Since they formed in 2013, Run The Jewels has released powerful hip hop and that streak continues on their newest offering which arrived early to play as a soundtrack during these turbulent times of June 2020. The murder of unarmed black men at the hands of the police, divisive racist political tactics, and hollow religious care/thoughts/prayers are unfortunately themes that they know all too well having addressed each on past albums; the need to address them again looms even larger on RTJ4.    

Artistically Killer Mike and El-P’s partnership has been fruitful for both as the group successfully mixes new and old school styles with exciting results. Opener “Yankee and the Brave” acts as a modern-day banging theme song announcing the group hasn’t given an inch before the DJ Premier and Greg Nice augmented old school piano-laced beat thumps with throwback swagger on “Oh La La”. 

Woofers get distorted for the rattling low end of “Out of Sight” as 2 Chainz joins the conversation while the digital tweaking and freak-out scratches through warped motherboards float boast rhymes for “Holy Calamafuck” before a mid-song shift into horror movie creepiness.

Things are scary all over and RTJ has always written directly about police brutality, distorted politics, and the sad state of American affairs as their lyrical eyes are continually cast, capturing that palpable sense of rage and need for systemic change. Doing this consistently over inventive sounds without becoming preachy is a nifty trick as the outfit’s talents are visible on every song, none more so than “Walking in the Snow” with guest Gangsta Boo

The feedback clashing rock sounds leak into a deep marching groove for the bopping track which calls out pseudo-Christians, murder by police, and fake rage that never brings real change. Phrases like: “Kids in prisons ain’t a sin? Shit, if even one scrap a what Jesus taught connected, you’d feel different/ What a disingenuous way to piss away existence/ I don’t get it I’d say you lost your goddamn minds if y’all possessed one to begin with” and “All of us serve the same masters/ all of us nothin’ but slaves/ Never forget in the story of Jesus/ the hero was killed by the state” are accelerants, blazing the truthful flame. 

“Goonies vs E.T.” is a mish-mash of tension without release, Blade Runner sci-fi smooth colors “Never Look Back” with futuristic laser blasts while “The Ground Below” samples the Gang of Four in bombastic fashion. The direct connection to slavery and capitalism, “Ju$t” features both Zack de la Roche and Pharrell Williams sifting through centuries of inequality and current-day fads. The best guest spot however comes from Mavis Staples making clear that the fight for equality has been happening for generations. Staples sings the chorus for “Pulling The Pin” around Killer Mike’s machine-gun flow, El-P’s haunting production and Josh Homme adding his desert rock dust.      

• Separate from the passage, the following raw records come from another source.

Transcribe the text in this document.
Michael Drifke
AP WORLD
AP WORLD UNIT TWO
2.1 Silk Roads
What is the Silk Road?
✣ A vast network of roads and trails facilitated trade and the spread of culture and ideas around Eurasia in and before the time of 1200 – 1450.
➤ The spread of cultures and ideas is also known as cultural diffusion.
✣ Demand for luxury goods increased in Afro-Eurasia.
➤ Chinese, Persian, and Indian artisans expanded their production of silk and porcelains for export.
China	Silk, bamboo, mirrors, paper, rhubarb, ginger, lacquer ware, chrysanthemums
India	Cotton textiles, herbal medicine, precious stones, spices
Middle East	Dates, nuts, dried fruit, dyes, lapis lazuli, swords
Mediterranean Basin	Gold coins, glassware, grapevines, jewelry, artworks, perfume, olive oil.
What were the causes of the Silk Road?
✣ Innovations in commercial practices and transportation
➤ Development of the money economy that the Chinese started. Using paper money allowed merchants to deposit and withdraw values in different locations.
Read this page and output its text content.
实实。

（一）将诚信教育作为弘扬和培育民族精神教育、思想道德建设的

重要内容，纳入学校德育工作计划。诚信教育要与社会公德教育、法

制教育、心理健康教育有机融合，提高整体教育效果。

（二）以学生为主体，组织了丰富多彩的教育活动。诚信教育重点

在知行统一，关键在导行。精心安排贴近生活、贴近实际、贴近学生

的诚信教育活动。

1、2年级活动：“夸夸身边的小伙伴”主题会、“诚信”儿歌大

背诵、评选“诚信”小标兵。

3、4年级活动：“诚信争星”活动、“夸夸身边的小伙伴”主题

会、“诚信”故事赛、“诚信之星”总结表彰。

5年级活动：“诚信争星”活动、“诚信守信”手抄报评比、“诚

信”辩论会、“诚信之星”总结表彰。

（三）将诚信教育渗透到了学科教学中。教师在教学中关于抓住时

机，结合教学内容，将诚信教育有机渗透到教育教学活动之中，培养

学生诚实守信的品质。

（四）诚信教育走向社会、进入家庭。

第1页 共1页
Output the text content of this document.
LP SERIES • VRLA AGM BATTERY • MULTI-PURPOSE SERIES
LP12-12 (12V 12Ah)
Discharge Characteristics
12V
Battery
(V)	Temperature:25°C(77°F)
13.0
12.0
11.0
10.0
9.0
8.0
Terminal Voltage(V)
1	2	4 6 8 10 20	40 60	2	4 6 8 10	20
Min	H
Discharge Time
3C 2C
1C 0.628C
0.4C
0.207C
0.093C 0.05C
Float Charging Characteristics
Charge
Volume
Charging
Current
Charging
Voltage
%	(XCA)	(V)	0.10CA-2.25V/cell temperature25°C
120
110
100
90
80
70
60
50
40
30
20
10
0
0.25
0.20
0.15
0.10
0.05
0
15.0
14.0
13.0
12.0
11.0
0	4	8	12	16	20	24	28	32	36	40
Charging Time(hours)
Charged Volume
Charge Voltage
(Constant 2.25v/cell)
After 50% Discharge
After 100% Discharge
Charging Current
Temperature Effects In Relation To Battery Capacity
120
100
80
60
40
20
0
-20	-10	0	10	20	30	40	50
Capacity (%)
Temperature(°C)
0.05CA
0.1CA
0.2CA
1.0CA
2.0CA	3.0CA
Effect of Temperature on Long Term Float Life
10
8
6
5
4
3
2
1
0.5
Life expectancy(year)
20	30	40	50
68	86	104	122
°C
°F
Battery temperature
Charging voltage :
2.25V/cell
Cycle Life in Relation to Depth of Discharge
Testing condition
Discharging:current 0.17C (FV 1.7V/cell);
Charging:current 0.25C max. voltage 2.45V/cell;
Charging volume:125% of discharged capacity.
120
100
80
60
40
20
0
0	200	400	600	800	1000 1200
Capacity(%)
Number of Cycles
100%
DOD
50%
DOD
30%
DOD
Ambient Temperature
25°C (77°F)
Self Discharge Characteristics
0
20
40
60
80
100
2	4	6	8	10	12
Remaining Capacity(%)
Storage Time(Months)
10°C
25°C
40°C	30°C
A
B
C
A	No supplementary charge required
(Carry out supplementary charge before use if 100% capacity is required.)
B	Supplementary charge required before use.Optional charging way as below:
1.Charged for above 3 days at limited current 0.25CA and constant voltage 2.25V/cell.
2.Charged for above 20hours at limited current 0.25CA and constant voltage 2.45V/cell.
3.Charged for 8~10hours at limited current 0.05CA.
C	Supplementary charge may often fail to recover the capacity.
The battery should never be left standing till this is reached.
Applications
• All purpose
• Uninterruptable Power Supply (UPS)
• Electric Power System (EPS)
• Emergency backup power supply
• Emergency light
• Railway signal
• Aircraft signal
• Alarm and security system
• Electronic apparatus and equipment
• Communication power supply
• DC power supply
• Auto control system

Ominous dramatic closer “A Few Words for the Firing Squad (Radiation)” climbs and climbs on years of struggle, deep drums, horns, and a growing orchestra, yet it never fully explodes, signaling the battle never ends. 

RTJ4 is crafted to be played as a complete work of art as tracks drip into each other, there is even a hidden theme song linking the beginning and end for repeated listens. The righteous fight from song to song flows seamlessly as the duo aim to crack the current hate-filled algorithm and get through to the listener, preaching their beliefs in exhilarating fashion while producing the best protest music in recent memory.